Carta Para Além dos Muros reconstrói a trajetória do HIV e da AIDS, com foco no Brasil, por meio de entrevistas com médicos, ativistas, pessoas vivendo com HIV e diversos outros atores, além de farto material de arquivo. Do pavor inicial às campanhas de conscientização, passando pela discriminação imposta aos doentes, o documentário mostra como a sociedade encarou essa epidemia devastadora ao longo de duas décadas. Com base nessa abordagem histórica, o filme trata do modo como o HIV é encarado na sociedade atual, revelando um quadro de desinformação e discriminação persistentes, que atingem sobretudo as populações mais vulneráveis.
O documentário investiga o porquê da evolução no tratamento do HIV não vir acompanhada da mudança de mentalidade em relação à infecção. Um dos depoimentos retratados no filme, da imunologista Márcia Rachid, resume bem este desafio: “falar de HIV hoje tem o mesmo mistério de 35 anos atrás. Não pode!”.
André Canto, o diretor, entrevistou especialistas, pessoas que vivem com HIV, personalidades e autoridades. Estão no documentário nomes como os ministros da saúde que foram chave para que o Brasil se tornasse uma referência na resposta à epidemia, José Serra e José Gomes Temporão; os médicos Dráuzio Varella, Ricardo Tapajós, Ricardo Vasconcelos e Rosana Del Bianco; a apresentadora Marina Person; Lucinha Araújo, mãe de Cazuza, além de jovens que se tornaram a nova voz desta epidemia, entre tantos outros entrevistados, incluindo o autor deste blog.

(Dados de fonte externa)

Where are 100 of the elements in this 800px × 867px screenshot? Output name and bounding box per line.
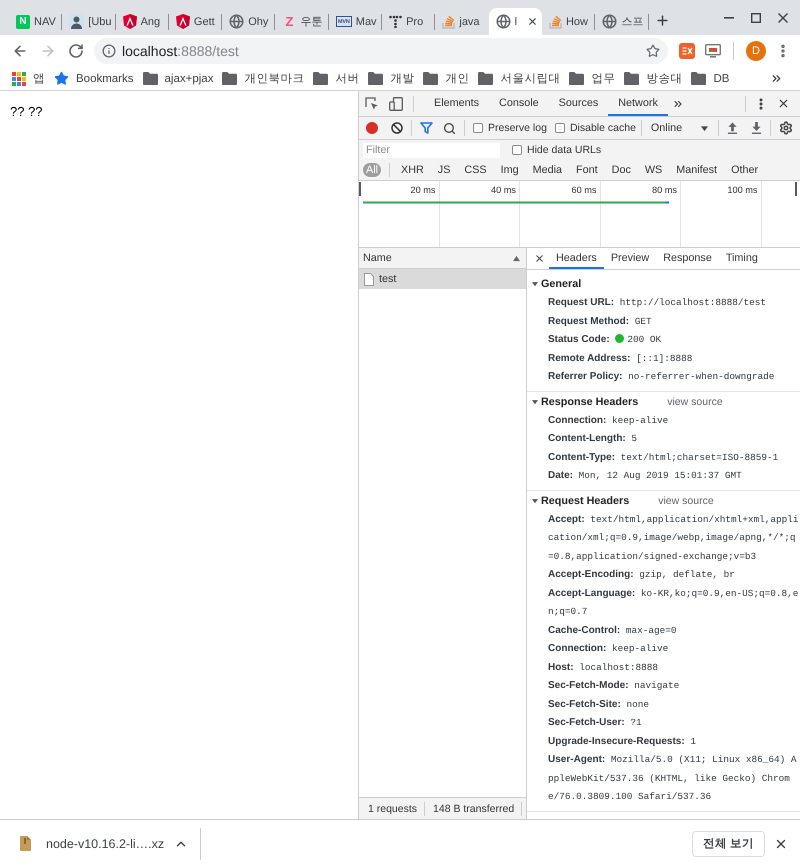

“Contar a história da epidemia de aids significa tocar nos medos e nas memórias soterradas de pelo menos duas gerações. Dezenas de milhões de pessoas chegaram à vida adulta no Brasil dominadas pelo pavor de serem infectadas pelo HIV. Os gays viveram um medo duplo, tanto pela doença, que no início os afetava quase que exclusivamente, quanto pela discriminação que já sofriam. Uma combinação que só contribuiu para aumentar ainda mais o clima de incompreensão acerca do HIV”, explica Canto.
“Apesar de todos os avanços no tratamento e no entendimento da doença, muito desse medo e dessa incompreensão ainda persiste. O filme não é um trabalho psicanalítico, nem um relatório informativo sobre o HIV e a aids. Ele se propõe a ser um estopim, para tocar algo que permanece inconsciente no espectador, para mobilizá-lo, para instigá-lo a uma reflexão importante e incontornável sobre o HIV em nossa sociedade, para provocar uma mudança de postura e perspectiva sobre a história da aids e sobre a realidade atual do HIV”, conclui o diretor.